Tuesday, October 04, 2005

No Hablo Espanol

My mother-in-law has a fantastic sense of humor. The reason I know this is because everyone in the room laughs at her jokes. Except me. I am looking at my husband, waiting for a translation. Then I laugh, after everyone else in the room has become quiet again. My husband thinks that my Spanish is as good as his Mom's English. Which is actually not bad, but we are both suffering from a low confidence level and are afraid of trying and making a silly mistake.

When we went to Monterrey to visit La Familia just after Christmas last year, my Spanish started really coming back to me, at least in my head. There is something to that immersion concept. But the one time I tried to speak out loud, I told Javier's male cousin that he was my favorite out of all the cousins. Which would've been great, only I used the feminine version of cousin instead of the masculine. I was horrified. He was very nice about it and laughed, but I haven't tried to say anything out loud since.

I can't believe that after 6 years of grade school Spanish and 3 years of college, I can't form a sentence. I can say, "Hola, como esta?" and "Bien, gracias", and simple phrases like "bonita camisa" (pretty shirt) and "la comida - deliciosa!" (the food - delicious!") But I always leave out the verbs! I know I'll just screw up the verb tense, so I don't say it at all. Which I'm sure sounds worse than screwing it up, but I'm just SO afraid.
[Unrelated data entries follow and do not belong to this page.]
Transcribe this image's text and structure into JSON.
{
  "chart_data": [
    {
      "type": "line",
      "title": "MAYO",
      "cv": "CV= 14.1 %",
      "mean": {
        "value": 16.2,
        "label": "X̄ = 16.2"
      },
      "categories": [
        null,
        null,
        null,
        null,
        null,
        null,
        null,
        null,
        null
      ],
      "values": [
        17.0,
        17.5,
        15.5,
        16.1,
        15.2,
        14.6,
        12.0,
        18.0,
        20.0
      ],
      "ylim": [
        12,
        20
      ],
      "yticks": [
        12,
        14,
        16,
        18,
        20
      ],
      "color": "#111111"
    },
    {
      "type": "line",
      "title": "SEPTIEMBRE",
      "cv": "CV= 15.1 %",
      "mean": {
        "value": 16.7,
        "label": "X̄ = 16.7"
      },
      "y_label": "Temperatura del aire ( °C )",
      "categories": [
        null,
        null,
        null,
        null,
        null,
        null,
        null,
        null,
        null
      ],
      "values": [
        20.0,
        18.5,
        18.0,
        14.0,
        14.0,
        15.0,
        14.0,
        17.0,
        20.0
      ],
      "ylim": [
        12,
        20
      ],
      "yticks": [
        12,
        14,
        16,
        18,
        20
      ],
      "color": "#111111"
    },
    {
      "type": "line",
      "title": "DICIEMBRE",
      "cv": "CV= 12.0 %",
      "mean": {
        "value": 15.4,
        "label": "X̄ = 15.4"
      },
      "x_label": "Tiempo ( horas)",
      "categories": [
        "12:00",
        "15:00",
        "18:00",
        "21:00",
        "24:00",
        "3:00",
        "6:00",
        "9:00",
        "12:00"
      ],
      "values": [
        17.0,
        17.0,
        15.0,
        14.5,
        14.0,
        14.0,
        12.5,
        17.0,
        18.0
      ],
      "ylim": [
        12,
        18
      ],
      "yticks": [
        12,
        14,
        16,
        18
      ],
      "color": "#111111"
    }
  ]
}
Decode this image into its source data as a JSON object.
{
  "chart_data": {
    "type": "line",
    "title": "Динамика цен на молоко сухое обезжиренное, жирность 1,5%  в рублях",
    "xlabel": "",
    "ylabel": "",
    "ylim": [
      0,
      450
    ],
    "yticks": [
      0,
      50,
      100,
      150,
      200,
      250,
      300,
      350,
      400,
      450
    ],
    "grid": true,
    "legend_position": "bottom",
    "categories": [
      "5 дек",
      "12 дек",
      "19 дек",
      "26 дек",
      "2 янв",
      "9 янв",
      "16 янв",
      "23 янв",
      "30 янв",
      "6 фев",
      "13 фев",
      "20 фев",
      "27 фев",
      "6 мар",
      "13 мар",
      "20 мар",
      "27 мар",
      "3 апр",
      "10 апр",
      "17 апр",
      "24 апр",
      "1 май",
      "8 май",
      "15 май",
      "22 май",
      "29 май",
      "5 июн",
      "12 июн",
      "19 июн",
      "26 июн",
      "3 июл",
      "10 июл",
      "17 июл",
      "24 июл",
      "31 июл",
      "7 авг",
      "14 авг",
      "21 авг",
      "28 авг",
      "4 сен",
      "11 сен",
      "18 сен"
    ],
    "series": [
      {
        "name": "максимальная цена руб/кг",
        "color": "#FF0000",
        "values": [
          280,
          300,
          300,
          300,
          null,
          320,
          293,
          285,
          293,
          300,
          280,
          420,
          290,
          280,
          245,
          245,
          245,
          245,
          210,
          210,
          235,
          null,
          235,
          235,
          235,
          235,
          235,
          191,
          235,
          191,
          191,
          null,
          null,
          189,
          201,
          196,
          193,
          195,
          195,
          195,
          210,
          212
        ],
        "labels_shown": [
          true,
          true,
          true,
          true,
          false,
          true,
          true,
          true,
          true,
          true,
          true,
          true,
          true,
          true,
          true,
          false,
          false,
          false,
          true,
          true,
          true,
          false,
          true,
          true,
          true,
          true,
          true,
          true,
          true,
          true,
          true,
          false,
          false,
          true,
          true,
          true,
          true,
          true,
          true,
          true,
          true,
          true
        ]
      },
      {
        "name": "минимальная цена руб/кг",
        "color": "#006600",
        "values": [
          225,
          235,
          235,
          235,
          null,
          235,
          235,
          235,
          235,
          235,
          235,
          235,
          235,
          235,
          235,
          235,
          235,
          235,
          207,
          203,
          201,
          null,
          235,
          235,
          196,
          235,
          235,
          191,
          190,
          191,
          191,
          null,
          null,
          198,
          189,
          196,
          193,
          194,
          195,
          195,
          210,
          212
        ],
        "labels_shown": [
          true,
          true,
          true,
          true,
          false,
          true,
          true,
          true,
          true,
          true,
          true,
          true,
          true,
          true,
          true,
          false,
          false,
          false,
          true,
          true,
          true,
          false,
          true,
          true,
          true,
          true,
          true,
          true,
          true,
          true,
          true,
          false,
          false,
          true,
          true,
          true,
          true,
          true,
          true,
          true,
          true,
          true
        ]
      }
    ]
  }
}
So my new goal in life is to have conversations with my mother-in-law. I thought about asking Jav to speak to me only in Spanish, but I'm afraid that might make me frustrated and lead to a fight. I may try leaving our TV on Spanish overdubbing, all the time. I might subscribe to a Spanish newspaper. All I know is that I refuse to give up on this project (like so many others I have started). I want to be able to converse with my husband's family, whom I now consider my family. There's just only so much nodding and smiling you can do!